Early Friday morning, negotiators for House and Senate reached a compromise on the OTC derivatives bill. The “conference report” which reflects this compromise will be sent next week to the House and Senate to be voted upon. It is expected to pass and be signed into law by the President not later than July 4th. The differences between the bills were negotiated through the night. Though it was televised on C-SPAN, many of the amendments were not made available to the public, including the final House “offer” that contained last minute changes. As such, many of the items below are subject to confirmation upon review of the actual language.
1. Margin: A provision exempting end user transactions from margin was removed in the early Friday morning. Though regulators do not have clear authority to impose margin on end users, they do have authority to impose margin on dealers, even in a transaction with an end user. If such authority were used, cost would increase for dealers and ultimately for end users.
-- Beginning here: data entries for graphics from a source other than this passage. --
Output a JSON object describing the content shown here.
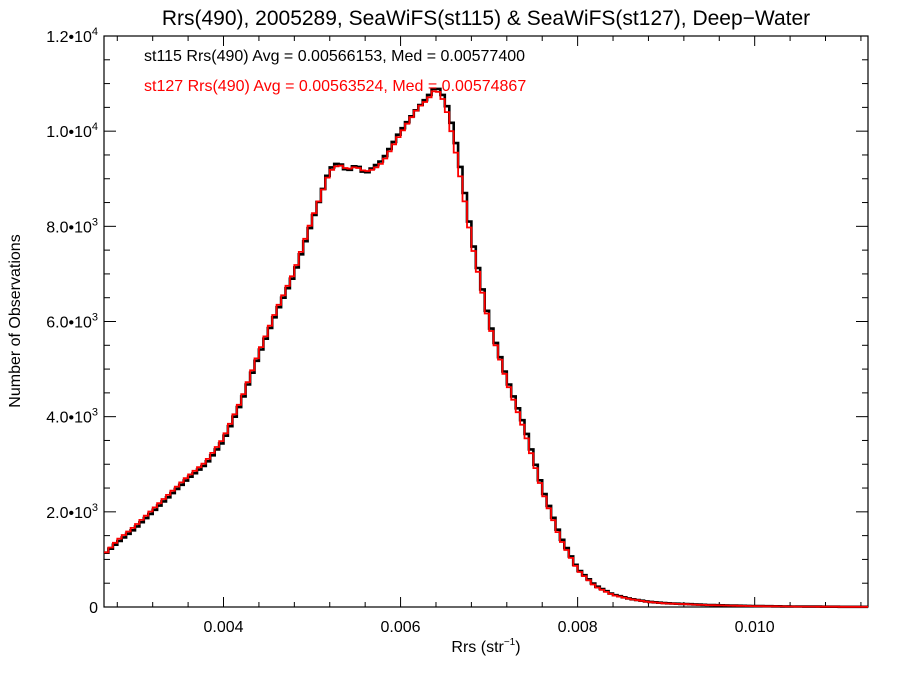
{
  "chart_data": {
    "type": "line",
    "title": "Rrs(490), 2005289, SeaWiFS(st115) & SeaWiFS(st127), Deep−Water",
    "xlabel_main": "Rrs (str",
    "xlabel_sup": "−1",
    "xlabel_end": ")",
    "ylabel": "Number of Observations",
    "xlim": [
      0.00265,
      0.01128
    ],
    "ylim": [
      0,
      12000
    ],
    "x_ticks": [
      {
        "value": 0.004,
        "label": "0.004"
      },
      {
        "value": 0.006,
        "label": "0.006"
      },
      {
        "value": 0.008,
        "label": "0.008"
      },
      {
        "value": 0.01,
        "label": "0.010"
      }
    ],
    "y_ticks": [
      {
        "value": 0,
        "mant": "0",
        "exp": ""
      },
      {
        "value": 2000,
        "mant": "2.0•10",
        "exp": "3"
      },
      {
        "value": 4000,
        "mant": "4.0•10",
        "exp": "3"
      },
      {
        "value": 6000,
        "mant": "6.0•10",
        "exp": "3"
      },
      {
        "value": 8000,
        "mant": "8.0•10",
        "exp": "3"
      },
      {
        "value": 10000,
        "mant": "1.0•10",
        "exp": "4"
      },
      {
        "value": 12000,
        "mant": "1.2•10",
        "exp": "4"
      }
    ],
    "series": [
      {
        "name": "st115",
        "color": "#000000",
        "legend": "st115 Rrs(490) Avg = 0.00566153, Med = 0.00577400",
        "x": [
          0.00265,
          0.0028,
          0.003,
          0.0032,
          0.0034,
          0.0036,
          0.0038,
          0.004,
          0.0042,
          0.0044,
          0.0046,
          0.0048,
          0.005,
          0.0052,
          0.0053,
          0.0054,
          0.0055,
          0.0056,
          0.0057,
          0.0058,
          0.006,
          0.0062,
          0.0063,
          0.0064,
          0.0065,
          0.0066,
          0.0067,
          0.0068,
          0.007,
          0.0072,
          0.0074,
          0.0076,
          0.0078,
          0.008,
          0.0082,
          0.0084,
          0.0086,
          0.0088,
          0.009,
          0.0095,
          0.01,
          0.0105,
          0.011,
          0.01128
        ],
        "y": [
          1100,
          1350,
          1650,
          2000,
          2350,
          2700,
          3000,
          3500,
          4300,
          5300,
          6200,
          7000,
          8100,
          9200,
          9350,
          9150,
          9300,
          9100,
          9250,
          9400,
          10000,
          10500,
          10700,
          10950,
          10700,
          10000,
          9000,
          7800,
          6000,
          4800,
          3800,
          2500,
          1500,
          800,
          450,
          260,
          170,
          110,
          80,
          40,
          20,
          10,
          5,
          5
        ]
      },
      {
        "name": "st127",
        "color": "#ff0000",
        "legend": "st127 Rrs(490) Avg = 0.00563524, Med = 0.00574867",
        "x": [
          0.00265,
          0.0028,
          0.003,
          0.0032,
          0.0034,
          0.0036,
          0.0038,
          0.004,
          0.0042,
          0.0044,
          0.0046,
          0.0048,
          0.005,
          0.0052,
          0.0053,
          0.0054,
          0.0055,
          0.0056,
          0.0057,
          0.0058,
          0.006,
          0.0062,
          0.0063,
          0.0064,
          0.0065,
          0.0066,
          0.0067,
          0.0068,
          0.007,
          0.0072,
          0.0074,
          0.0076,
          0.0078,
          0.008,
          0.0082,
          0.0084,
          0.0086,
          0.0088,
          0.009,
          0.0095,
          0.01,
          0.0105,
          0.011,
          0.01128
        ],
        "y": [
          1100,
          1400,
          1700,
          2050,
          2400,
          2750,
          3050,
          3550,
          4350,
          5350,
          6250,
          7050,
          8150,
          9150,
          9300,
          9200,
          9250,
          9150,
          9200,
          9350,
          9950,
          10500,
          10650,
          10900,
          10600,
          9800,
          8800,
          7700,
          5950,
          4750,
          3700,
          2450,
          1450,
          780,
          430,
          250,
          165,
          105,
          75,
          38,
          18,
          9,
          5,
          5
        ]
      }
    ]
  }
}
2. Clearing exemption: Non-financial companies hedging their commercial risk are not required to clear or exchange trade. Private funds and any other company that is predominantly financial in nature (e.g., banks, insurance companies, etc.) will be subject to clearing and trading requirements; however, there is language that would allow the CFTC to exempt community banks from these requirements. Any entity using the clearing exemption must be hedging commercial risk and must “notify” the CFTC how they generally meet their financial obligations.
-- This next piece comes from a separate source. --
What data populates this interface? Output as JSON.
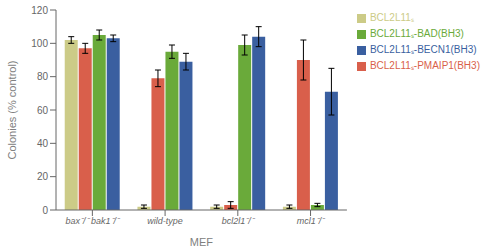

3. Grandfathering on Margin: A provision to explicitly grandfather existing trades was not included in the final bill. The CFTC has indicated that they do not believe they have legal authority to impose margin on existing trades unless that authority were explicitly granted in the legislation. However, private attorneys have challenged that analysis, so market participants will watch this issue closely. The American Bar Association believes there would be a legal challenge if regulators attempt to impose margin on existing trades.
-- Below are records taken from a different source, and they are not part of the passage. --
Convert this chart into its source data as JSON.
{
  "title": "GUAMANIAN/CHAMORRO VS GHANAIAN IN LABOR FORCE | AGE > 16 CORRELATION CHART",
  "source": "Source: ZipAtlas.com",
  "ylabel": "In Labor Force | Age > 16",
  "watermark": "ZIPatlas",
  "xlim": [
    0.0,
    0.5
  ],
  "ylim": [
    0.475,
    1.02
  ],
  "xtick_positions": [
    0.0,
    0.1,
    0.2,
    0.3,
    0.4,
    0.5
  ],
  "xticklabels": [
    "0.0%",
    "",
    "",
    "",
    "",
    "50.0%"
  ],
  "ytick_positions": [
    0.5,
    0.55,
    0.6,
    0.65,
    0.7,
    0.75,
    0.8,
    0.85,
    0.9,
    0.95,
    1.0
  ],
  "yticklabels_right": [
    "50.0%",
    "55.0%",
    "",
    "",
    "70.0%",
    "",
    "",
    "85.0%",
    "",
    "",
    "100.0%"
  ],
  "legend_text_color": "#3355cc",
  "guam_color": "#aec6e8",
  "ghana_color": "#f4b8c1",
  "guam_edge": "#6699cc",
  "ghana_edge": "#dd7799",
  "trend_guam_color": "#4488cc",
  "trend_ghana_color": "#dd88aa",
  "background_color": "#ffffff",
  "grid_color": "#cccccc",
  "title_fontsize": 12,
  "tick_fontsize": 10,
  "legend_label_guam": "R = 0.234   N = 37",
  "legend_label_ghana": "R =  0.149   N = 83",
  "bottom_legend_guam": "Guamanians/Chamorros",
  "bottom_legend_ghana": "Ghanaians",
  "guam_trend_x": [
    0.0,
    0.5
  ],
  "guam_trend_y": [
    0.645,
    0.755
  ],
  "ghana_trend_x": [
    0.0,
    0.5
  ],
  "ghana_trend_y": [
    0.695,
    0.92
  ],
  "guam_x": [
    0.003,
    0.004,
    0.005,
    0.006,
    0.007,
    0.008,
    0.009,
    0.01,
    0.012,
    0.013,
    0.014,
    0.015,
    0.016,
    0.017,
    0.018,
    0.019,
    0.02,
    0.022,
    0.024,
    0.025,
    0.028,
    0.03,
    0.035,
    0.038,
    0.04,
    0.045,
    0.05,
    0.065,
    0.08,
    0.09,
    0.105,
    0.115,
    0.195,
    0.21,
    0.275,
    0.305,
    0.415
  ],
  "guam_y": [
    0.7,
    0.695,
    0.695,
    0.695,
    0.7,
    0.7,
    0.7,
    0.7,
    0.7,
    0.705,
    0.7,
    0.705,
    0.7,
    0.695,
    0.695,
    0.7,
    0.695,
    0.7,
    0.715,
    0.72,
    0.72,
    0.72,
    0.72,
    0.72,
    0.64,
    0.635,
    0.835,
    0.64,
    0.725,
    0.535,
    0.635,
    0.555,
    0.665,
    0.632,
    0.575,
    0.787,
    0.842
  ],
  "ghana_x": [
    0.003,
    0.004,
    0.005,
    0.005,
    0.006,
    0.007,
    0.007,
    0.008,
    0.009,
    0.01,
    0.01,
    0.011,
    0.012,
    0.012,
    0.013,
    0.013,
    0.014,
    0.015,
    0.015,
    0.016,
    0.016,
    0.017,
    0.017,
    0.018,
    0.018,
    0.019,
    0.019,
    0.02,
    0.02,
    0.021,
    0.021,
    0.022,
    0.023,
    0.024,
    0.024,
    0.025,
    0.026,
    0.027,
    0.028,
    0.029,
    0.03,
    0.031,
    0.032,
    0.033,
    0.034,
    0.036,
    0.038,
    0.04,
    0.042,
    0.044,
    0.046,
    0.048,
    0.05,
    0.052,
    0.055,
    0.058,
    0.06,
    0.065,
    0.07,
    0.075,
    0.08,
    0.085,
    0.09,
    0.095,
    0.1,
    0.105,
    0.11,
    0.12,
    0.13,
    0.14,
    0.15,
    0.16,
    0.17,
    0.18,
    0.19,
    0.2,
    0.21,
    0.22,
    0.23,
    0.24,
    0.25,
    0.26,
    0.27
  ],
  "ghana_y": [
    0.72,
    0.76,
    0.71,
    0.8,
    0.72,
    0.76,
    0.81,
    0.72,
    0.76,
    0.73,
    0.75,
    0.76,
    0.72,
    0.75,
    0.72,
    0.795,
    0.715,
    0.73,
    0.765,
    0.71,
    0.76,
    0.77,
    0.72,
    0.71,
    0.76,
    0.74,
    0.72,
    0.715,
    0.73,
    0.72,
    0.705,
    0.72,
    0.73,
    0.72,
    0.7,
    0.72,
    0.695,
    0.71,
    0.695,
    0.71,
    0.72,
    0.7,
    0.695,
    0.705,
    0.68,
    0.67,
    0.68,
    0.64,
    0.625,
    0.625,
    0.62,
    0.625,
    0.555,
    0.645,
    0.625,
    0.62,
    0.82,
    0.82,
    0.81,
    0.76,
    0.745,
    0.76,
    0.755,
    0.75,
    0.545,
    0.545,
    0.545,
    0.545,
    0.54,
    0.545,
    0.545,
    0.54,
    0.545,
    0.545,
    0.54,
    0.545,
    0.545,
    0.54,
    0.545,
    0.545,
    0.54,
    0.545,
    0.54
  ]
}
4. Swap Desk Spin-off (Section 716): A compromise was reached that should limit the impact of this provision to products that are considered riskier. We understand that such products include those not permitted for a bank to hold under the National Bank Act, including non-cleared CDS, CDS against ABS (including subprime mortgage bonds), commodity and agriculture swaps, equity swaps, energy swaps, and metal swaps (excluding gold/silver). These products will be required to be pushed out into an affiliate. Less risky products that did not contribute to the financial crisis, including those used to hedge a bank’s risk, were allowed to stay within the depository institution. Such products include interest rate swaps, currency swaps, gold/silver swaps, and cleared investment grade CDS. The spin-off provision will be effective two years from enactment, and may allow for the grandfathering of existing trades.
5. Swap dealer: Community and regional banks that offer swaps to their commercial customers in connection with lending activity, appear to have been carved out from the swap dealer definition. We will need to confirm this.
6. FX: Foreign currency transactions will be defined as swaps and thus would fall under the regulatory regime; however, the Treasury Secretary has been granted discretion to exempt currency swaps and forwards.
7. Effective Date: The effective date has been moved out to 1 year from enactment.
8. Fiduciary duty: Banks will not be required to act as fiduciaries when facing pension plans, municipalities, and other governmental entities. However, they will be subject to a specific standard of care in their dealings. We believe these changes substantially diminish the concern that these entities would effectively be shut out from the OTC market.
9. Rulemaking: Expedited rulemaking was removed, giving companies the ability to provide public comment on rules before they are finalized.
10. Major swap participant: Employee benefit plans and captive finance arms of industrial companies were scoped out of the major swap participant definition. Captive finance arms were also carved out of the clearing requirements.
Though we now have certainty with respect to key aspects of the bill, there remains significant ambiguity over how many of the provisions will be enforced, the types of transactions that will qualify as hedges of commercial risk, the entities that will be subject to clearing and trading requirements due to the size of their portfolios, etc. Chatham, together with the Coalition for Derivatives End-Users, will play an active role in voicing end user concerns when rulemaking begins in the coming weeks and months. Additionally, we will continue to partner with you to ensure you are thoroughly equipped to successfully manage your risks in the new regulatory landscape.